Saturday, February 20, 2010

#19

Japan
Today I pass the time reading a favorite haiku, the few words over and over. It feels like eating the same small, perfect grape again and again. I walk through the house reciting it and leave its letters falling through the air of every room. I stand by the big silence of the piano and say it. I say it in front of a painting of the sea. I tap out its rhythm on an empty shelf. I listen to myself saying it, then I say it without listening, then I hear it without saying it. And when the dog looks up at me, I kneel down on the floor and whisper it into each of his long white ears. It's the one about the one-ton temple bell with the moth sleeping on its surface, and every time I say it, I feel the excruciating pressure of the moth on the surface of the iron bell. When I say it at the window, the bell is the world and I am the moth resting there. When I say it at the mirror, I am the heavy bell and the moth is life with its papery wings. And later, when I say it to you in the dark, you are the bell, and I am the tongue of the bell, ringing you, and the moth has flown from its line and moves like a hinge in the air above our bed.
Billy Collins

The reason I dislike this poem is because it's boring.

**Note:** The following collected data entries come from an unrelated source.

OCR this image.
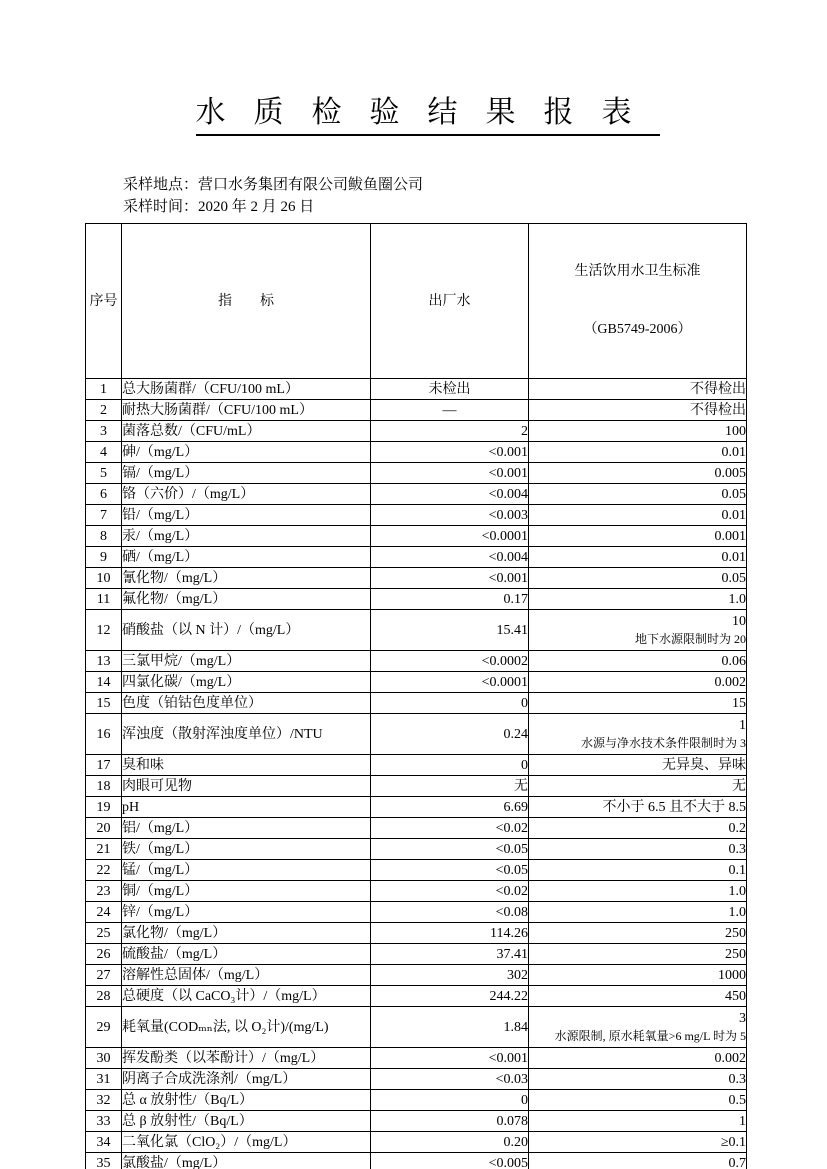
水质检验结果报表
采样地点：营口水务集团有限公司鲅鱼圈公司
采样时间：2020 年 2 月 26 日
序号	指　　标	出厂水	生活饮用水卫生标准

（GB5749-2006）

1	总大肠菌群/（CFU/100 mL）	未检出	不得检出

2	耐热大肠菌群/（CFU/100 mL）	—	不得检出

3	菌落总数/（CFU/mL）	2	100

4	砷/（mg/L）	<0.001	0.01

5	镉/（mg/L）	<0.001	0.005

6	铬（六价）/（mg/L）	<0.004	0.05

7	铅/（mg/L）	<0.003	0.01

8	汞/（mg/L）	<0.0001	0.001

9	硒/（mg/L）	<0.004	0.01

10	氰化物/（mg/L）	<0.001	0.05

11	氟化物/（mg/L）	0.17	1.0

12	硝酸盐（以 N 计）/（mg/L）	15.41	10
地下水源限制时为 20

13	三氯甲烷/（mg/L）	<0.0002	0.06

14	四氯化碳/（mg/L）	<0.0001	0.002

15	色度（铂钴色度单位）	0	15

16	浑浊度（散射浑浊度单位）/NTU	0.24	1
水源与净水技术条件限制时为 3

17	臭和味	0	无异臭、异味

18	肉眼可见物	无	无

19	pH	6.69	不小于 6.5 且不大于 8.5

20	铝/（mg/L）	<0.02	0.2

21	铁/（mg/L）	<0.05	0.3

22	锰/（mg/L）	<0.05	0.1

23	铜/（mg/L）	<0.02	1.0

24	锌/（mg/L）	<0.08	1.0

25	氯化物/（mg/L）	114.26	250

26	硫酸盐/（mg/L）	37.41	250

27	溶解性总固体/（mg/L）	302	1000

28	总硬度（以 CaCO₃计）/（mg/L）	244.22	450

29	耗氧量(CODₘₙ法, 以 O₂计)/(mg/L)	1.84	3
水源限制, 原水耗氧量>6 mg/L 时为 5

30	挥发酚类（以苯酚计）/（mg/L）	<0.001	0.002

31	阴离子合成洗涤剂/（mg/L）	<0.03	0.3

32	总 α 放射性/（Bq/L）	0	0.5

33	总 β 放射性/（Bq/L）	0.078	1

34	二氧化氯（ClO₂）/（mg/L）	0.20	≥0.1

35	氯酸盐/（mg/L）	<0.005	0.7
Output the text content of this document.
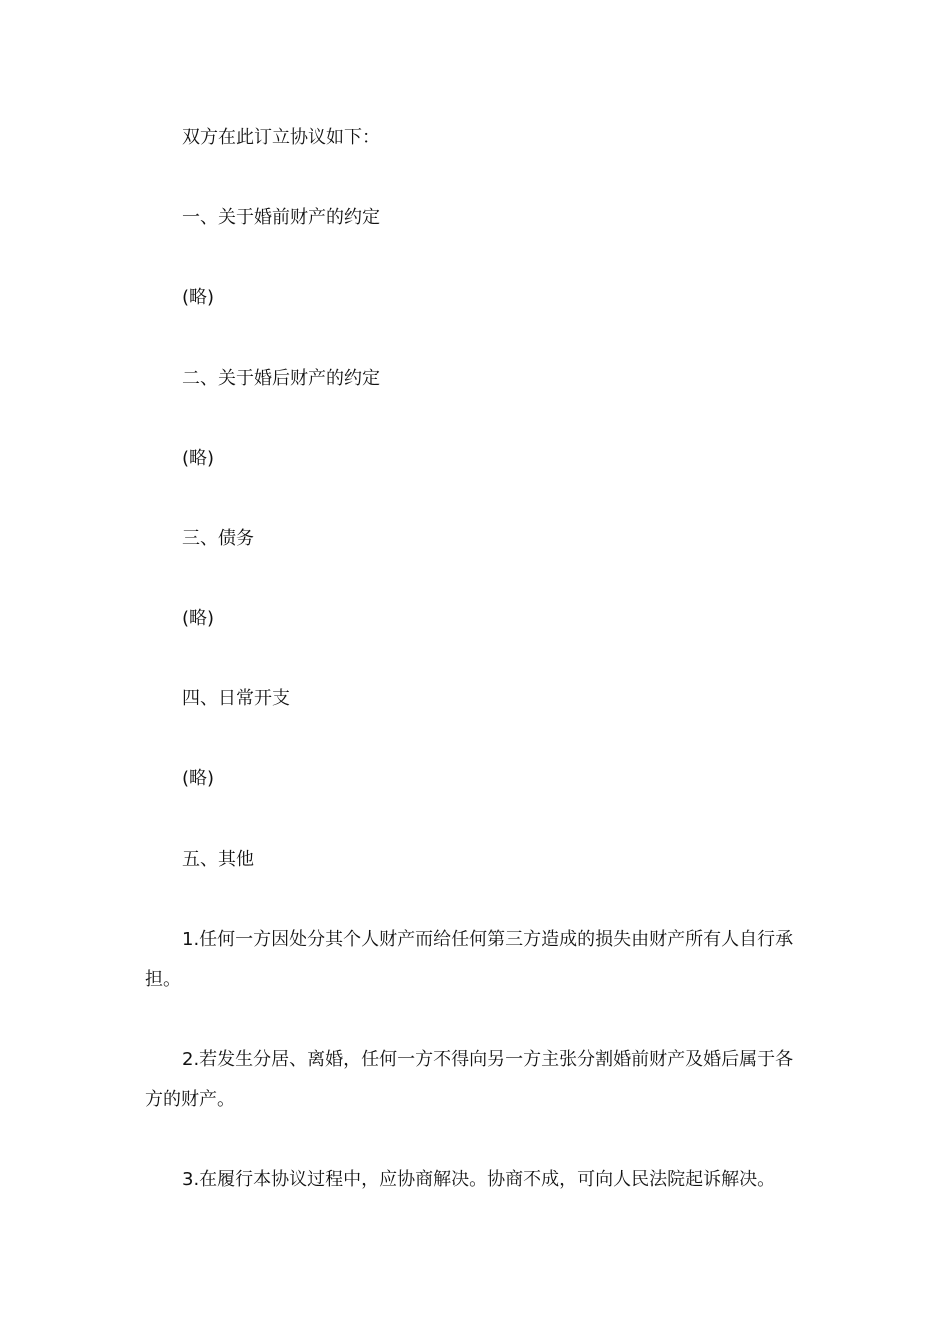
双方在此订立协议如下：

一、关于婚前财产的约定

(略)

二、关于婚后财产的约定

(略)

三、债务

(略)

四、日常开支

(略)

五、其他

1.任何一方因处分其个人财产而给任何第三方造成的损失由财产所有人自行承担。

2.若发生分居、离婚，任何一方不得向另一方主张分割婚前财产及婚后属于各方的财产。

3.在履行本协议过程中，应协商解决。协商不成，可向人民法院起诉解决。
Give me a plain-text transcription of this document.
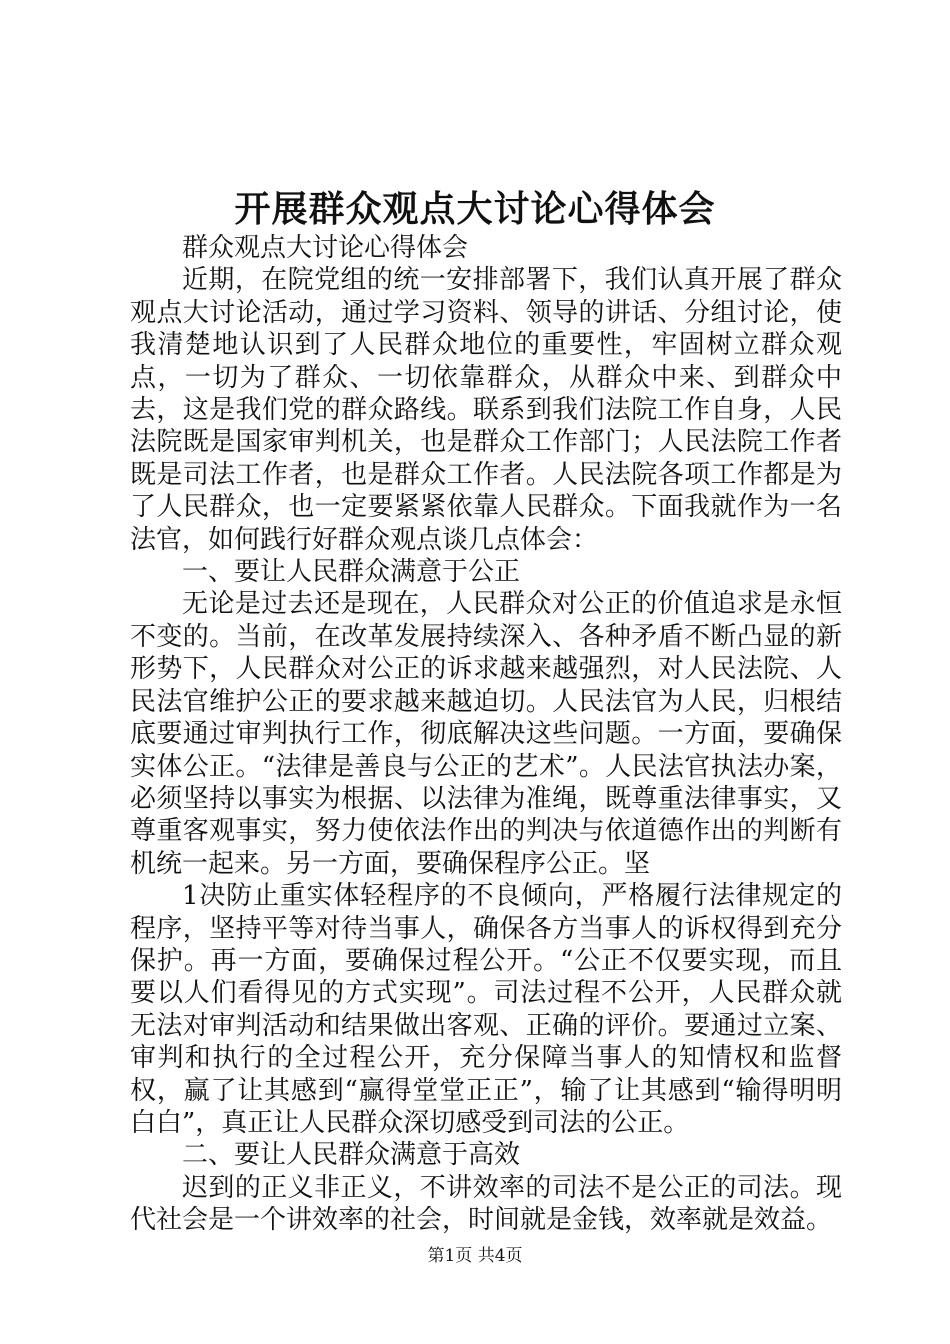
开展群众观点大讨论心得体会

群众观点大讨论心得体会

近期，在院党组的统一安排部署下，我们认真开展了群众观点大讨论活动，通过学习资料、领导的讲话、分组讨论，使我清楚地认识到了人民群众地位的重要性，牢固树立群众观点，一切为了群众、一切依靠群众，从群众中来、到群众中去，这是我们党的群众路线。联系到我们法院工作自身，人民法院既是国家审判机关，也是群众工作部门；人民法院工作者既是司法工作者，也是群众工作者。人民法院各项工作都是为了人民群众，也一定要紧紧依靠人民群众。下面我就作为一名法官，如何践行好群众观点谈几点体会：

一、要让人民群众满意于公正

无论是过去还是现在，人民群众对公正的价值追求是永恒不变的。当前，在改革发展持续深入、各种矛盾不断凸显的新形势下，人民群众对公正的诉求越来越强烈，对人民法院、人民法官维护公正的要求越来越迫切。人民法官为人民，归根结底要通过审判执行工作，彻底解决这些问题。一方面，要确保实体公正。“法律是善良与公正的艺术”。人民法官执法办案，必须坚持以事实为根据、以法律为准绳，既尊重法律事实，又尊重客观事实，努力使依法作出的判决与依道德作出的判断有机统一起来。另一方面，要确保程序公正。坚

1决防止重实体轻程序的不良倾向，严格履行法律规定的程序，坚持平等对待当事人，确保各方当事人的诉权得到充分保护。再一方面，要确保过程公开。“公正不仅要实现，而且要以人们看得见的方式实现”。司法过程不公开，人民群众就无法对审判活动和结果做出客观、正确的评价。要通过立案、审判和执行的全过程公开，充分保障当事人的知情权和监督权，赢了让其感到“赢得堂堂正正”，输了让其感到“输得明明白白”，真正让人民群众深切感受到司法的公正。

二、要让人民群众满意于高效

迟到的正义非正义，不讲效率的司法不是公正的司法。现代社会是一个讲效率的社会，时间就是金钱，效率就是效益。

第1页 共4页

To expand more on that the flow of the poem isn't smooth. When I think of poems, I think of soothing effects. Yet, with the title of the poem being Japan, I would want to feel more of meditation and calming retreats, but with this poem I sense more of fear and loneliness. Although there are diiferents types of poems, this one shows the intense side of writing. At times the writer tries to incoperate soft metaphors and similes to take away from the complicated yet edgy descriptive writing. The poem is nice, it's just not one that makes me want to read through completely, sit back and analyze.

1 comment:

  1. I love this, just because it's the complete opposite of my blog post this week! I wrote about how much I loved "Japan." I felt like Collins really illustrated the way a poem can mean a million different things depending on your surroundings (and, more analytically, who each person is as a reader). More than that, though, I love the semi-anxious feel--like he's never quite satisfied with the reading he just found, but rather is obsessively waiting for his next big understanding.